As FiveThirtyEight’s Nathanial Rakich observes, we are likely to see overall runoff turnout set records:
[A]t this point in the general election, 3,028,676 people had voted, which was about three-fifths of the final turnout, according to www.georgiavotes.com, an unofficial vote-tracking website that uses publicly available data from the secretary of state. If that pattern holds for the runoff (a big if, considering that the early-voting period was disrupted by Christmas), turnout in the runoff could be around 3.8 million. That’s more than half of eligible voters and more than three-quarters of general-election turnout — both of which would be record-shattering.
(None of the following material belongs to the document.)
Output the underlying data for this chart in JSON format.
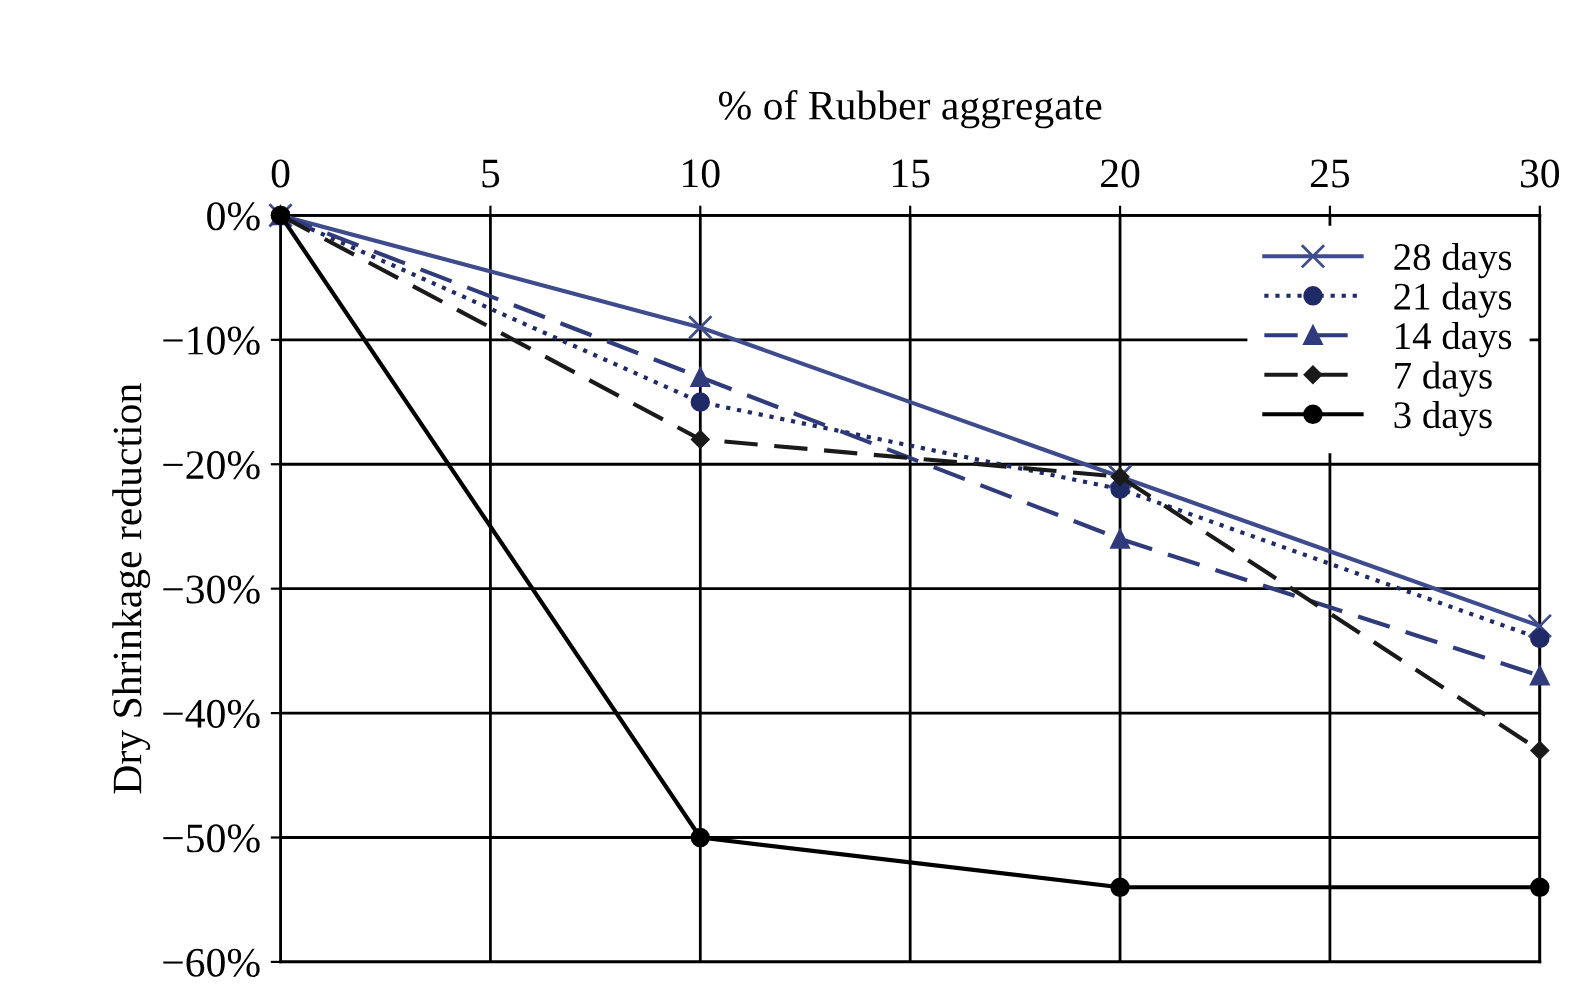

Democrats are counting on extending an early voting lead into the final results, while Republicans are counting on a big Election Day turnout in their base areas on January 5. It’s no accident that Donald Trump is holding a Runoff Eve rally in Dalton in northwest Georgia, a region that went heavily for Trump and other Republicans in November but where early voting has been off a bit. It’s also in Marjorie Taylor Greene’s congressional district. Don’t be surprised if she’s very visible alongside Trump as a boost to the QAnon vote.
Polls
There hasn’t been much high-quality polling of Georgia during the runoff campaign, partly because such stand-alone elections are hard to poll and partly because many national polling outfits don’t want to get the results wrong after receiving considerable criticism for getting the November election wrong (though polling of Georgia was pretty accurate).
The polling that has been done indicates two very close races. The RealClearPolitics polling averages have Ossoff leading Perdue by 0.8 percent, and Warnock leading Loeffler by 1.8 percent. It’s all on a knife’s edge, which is why both sides continue to spend on ads even though they are probably at a level beyond the point of diminishing returns, while intensifying direct voter contacts.
After what happened in November, it would be imprudent to predict when these contests will be resolved, though usually runoff votes are counted rapidly. If Loeffler and Perdue do win quickly, I’d guess they’ll both race to Washington to thank their lord and master Donald Trump for his help by voting to overturn the presidential-election results (assuming there is a vote on an electoral-vote challenge on January 6). But if Warnock and Ossoff win, their arrival in Washington will kick off a heady experiment in Democratic policy-making.